Но в обоих случаях такой «бытийственный» дуализм сродни «онтологическому расизму»: посюсторонний мир оказывается ничем, в лучшем случае – бытием второго сорта, неким онтологическим отбросом, ради которого и жить – то не стоит. Поэтому нам гораздо ближе онтологическая «схема» Николая Кузанского, согласно которому, Бог есть бесконечная возможность бытия, тогда как мир земной есть та или иная степень реализации этой возможности. Но сейчас мы говорим ни о Боге, а о человеке, точнее, его трансцендентном Я, о том, что И. Кант называл постоянством человеческого Я с его способностями чувственного восприятии, рассудком, способностью суждения и разумом (как способностью продуцировать понятия «душа», «мир», «бог», идеи и идеалы).

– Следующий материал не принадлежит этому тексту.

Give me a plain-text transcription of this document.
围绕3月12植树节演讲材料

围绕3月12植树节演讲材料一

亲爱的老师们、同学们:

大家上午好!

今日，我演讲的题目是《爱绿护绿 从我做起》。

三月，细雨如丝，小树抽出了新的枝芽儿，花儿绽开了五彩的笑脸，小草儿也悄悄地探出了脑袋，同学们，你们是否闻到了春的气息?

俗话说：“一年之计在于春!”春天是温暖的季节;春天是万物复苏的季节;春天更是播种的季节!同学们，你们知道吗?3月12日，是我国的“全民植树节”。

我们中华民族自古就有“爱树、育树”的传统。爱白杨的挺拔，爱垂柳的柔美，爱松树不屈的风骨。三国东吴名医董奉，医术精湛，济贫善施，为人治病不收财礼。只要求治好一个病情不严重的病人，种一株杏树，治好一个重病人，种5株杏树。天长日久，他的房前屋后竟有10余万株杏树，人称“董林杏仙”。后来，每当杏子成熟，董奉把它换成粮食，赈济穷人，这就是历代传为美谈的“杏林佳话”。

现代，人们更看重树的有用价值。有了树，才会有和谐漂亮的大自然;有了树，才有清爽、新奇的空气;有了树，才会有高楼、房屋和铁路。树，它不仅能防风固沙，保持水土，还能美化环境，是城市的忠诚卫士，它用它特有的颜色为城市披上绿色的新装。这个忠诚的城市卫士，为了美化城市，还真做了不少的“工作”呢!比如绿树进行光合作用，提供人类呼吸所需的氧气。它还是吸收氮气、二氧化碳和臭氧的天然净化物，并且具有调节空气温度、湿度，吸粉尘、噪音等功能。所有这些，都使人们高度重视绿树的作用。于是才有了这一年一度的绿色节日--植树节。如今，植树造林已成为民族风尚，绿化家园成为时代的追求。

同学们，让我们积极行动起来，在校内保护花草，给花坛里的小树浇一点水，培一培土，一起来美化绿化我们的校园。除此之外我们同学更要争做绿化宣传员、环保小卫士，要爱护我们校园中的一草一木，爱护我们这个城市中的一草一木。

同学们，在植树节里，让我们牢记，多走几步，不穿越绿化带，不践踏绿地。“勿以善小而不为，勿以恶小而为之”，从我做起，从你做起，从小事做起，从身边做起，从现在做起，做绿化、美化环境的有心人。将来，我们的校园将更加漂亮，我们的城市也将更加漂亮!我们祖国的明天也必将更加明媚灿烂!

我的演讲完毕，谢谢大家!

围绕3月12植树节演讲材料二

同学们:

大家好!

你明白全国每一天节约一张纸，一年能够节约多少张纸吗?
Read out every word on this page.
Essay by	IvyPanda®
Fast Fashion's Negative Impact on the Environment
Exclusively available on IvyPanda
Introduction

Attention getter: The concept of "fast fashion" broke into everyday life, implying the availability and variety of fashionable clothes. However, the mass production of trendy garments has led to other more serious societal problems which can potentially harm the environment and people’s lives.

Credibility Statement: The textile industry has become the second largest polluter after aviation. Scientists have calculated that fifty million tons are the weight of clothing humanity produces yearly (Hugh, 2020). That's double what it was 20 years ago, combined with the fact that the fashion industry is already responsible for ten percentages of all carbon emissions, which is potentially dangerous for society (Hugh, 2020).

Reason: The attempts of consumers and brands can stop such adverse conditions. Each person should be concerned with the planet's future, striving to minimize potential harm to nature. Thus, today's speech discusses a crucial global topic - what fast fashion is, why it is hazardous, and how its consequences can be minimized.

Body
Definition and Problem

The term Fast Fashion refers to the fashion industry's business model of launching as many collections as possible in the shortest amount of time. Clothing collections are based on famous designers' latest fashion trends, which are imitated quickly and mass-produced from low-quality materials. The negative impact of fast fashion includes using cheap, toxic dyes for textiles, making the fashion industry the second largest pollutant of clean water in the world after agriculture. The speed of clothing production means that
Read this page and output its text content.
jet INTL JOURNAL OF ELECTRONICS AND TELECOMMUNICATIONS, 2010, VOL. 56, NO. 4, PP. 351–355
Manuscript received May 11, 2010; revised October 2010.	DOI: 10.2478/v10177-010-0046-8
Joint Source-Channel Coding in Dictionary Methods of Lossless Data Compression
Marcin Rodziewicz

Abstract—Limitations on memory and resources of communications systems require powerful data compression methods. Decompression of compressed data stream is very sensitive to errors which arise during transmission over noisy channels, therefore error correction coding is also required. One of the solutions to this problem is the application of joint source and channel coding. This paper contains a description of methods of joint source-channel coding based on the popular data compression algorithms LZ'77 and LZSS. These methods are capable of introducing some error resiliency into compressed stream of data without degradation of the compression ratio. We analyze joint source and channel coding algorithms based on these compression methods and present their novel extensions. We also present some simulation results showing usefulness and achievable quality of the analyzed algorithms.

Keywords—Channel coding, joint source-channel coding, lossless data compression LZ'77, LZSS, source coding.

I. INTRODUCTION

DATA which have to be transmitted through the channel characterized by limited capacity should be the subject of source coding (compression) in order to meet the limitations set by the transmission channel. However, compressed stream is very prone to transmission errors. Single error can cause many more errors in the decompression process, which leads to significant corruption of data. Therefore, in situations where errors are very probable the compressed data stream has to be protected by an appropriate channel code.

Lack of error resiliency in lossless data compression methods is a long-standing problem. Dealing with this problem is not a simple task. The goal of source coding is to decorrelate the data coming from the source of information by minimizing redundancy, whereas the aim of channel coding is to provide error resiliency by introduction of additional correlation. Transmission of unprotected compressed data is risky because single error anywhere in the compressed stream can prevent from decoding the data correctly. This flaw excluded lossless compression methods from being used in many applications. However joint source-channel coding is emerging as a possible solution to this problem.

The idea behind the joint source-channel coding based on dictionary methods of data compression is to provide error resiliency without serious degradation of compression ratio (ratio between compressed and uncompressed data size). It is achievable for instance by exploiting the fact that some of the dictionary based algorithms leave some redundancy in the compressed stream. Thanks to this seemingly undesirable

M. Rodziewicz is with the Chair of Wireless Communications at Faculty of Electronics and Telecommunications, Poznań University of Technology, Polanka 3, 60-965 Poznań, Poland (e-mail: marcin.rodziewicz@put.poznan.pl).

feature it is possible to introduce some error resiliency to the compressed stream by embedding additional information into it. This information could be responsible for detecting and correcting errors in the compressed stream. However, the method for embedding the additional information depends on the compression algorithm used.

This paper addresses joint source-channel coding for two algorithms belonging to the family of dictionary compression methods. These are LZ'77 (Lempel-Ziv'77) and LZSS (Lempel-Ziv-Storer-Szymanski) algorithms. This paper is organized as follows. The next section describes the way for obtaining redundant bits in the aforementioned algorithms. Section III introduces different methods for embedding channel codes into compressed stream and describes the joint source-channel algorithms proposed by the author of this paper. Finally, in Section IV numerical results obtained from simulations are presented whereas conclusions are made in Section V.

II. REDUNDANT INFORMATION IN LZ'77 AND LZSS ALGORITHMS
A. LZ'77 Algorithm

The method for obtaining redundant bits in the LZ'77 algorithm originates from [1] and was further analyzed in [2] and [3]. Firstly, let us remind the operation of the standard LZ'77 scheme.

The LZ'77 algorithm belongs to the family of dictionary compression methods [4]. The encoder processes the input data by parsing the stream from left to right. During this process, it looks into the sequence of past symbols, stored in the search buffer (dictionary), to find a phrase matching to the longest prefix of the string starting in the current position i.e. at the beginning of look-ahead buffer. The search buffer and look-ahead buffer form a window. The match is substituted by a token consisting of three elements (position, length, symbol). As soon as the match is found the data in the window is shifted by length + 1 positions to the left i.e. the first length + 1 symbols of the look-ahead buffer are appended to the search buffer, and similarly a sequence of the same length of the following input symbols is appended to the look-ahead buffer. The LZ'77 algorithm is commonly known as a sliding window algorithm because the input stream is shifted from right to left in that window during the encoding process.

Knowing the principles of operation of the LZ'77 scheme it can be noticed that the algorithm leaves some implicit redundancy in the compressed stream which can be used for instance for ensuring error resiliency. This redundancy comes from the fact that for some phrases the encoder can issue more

Что же касается онтологического нигилизма в понимании сущности человека, то в нем смущает уже его нелогичность. Действительно, как небытие (или ничто) стало тем, кем мы себя знаем и чувствуем? Как оно вообще могло стать хоть чем – то, хотя бы (на худой конец) иллюзией? У небытия есть только одна, но очень важная функция – придавать определенность бытию. Небытие – это отнюдь не что – то потусторонне. Это «контур» вещей. Бытие без небытия есть Хаос. Нечто неоформленное. Но само по себе небытие относительно и даже ничтожно. Ничто способно породить только ничто. Нечто – хоть что – то. Согласно Библии, Бог, творя мир из ничего, творит его своим словом и духом. Тут первопричина и источник мира – Бог, а не ничто, которое для Бога не более чем «подручный материал».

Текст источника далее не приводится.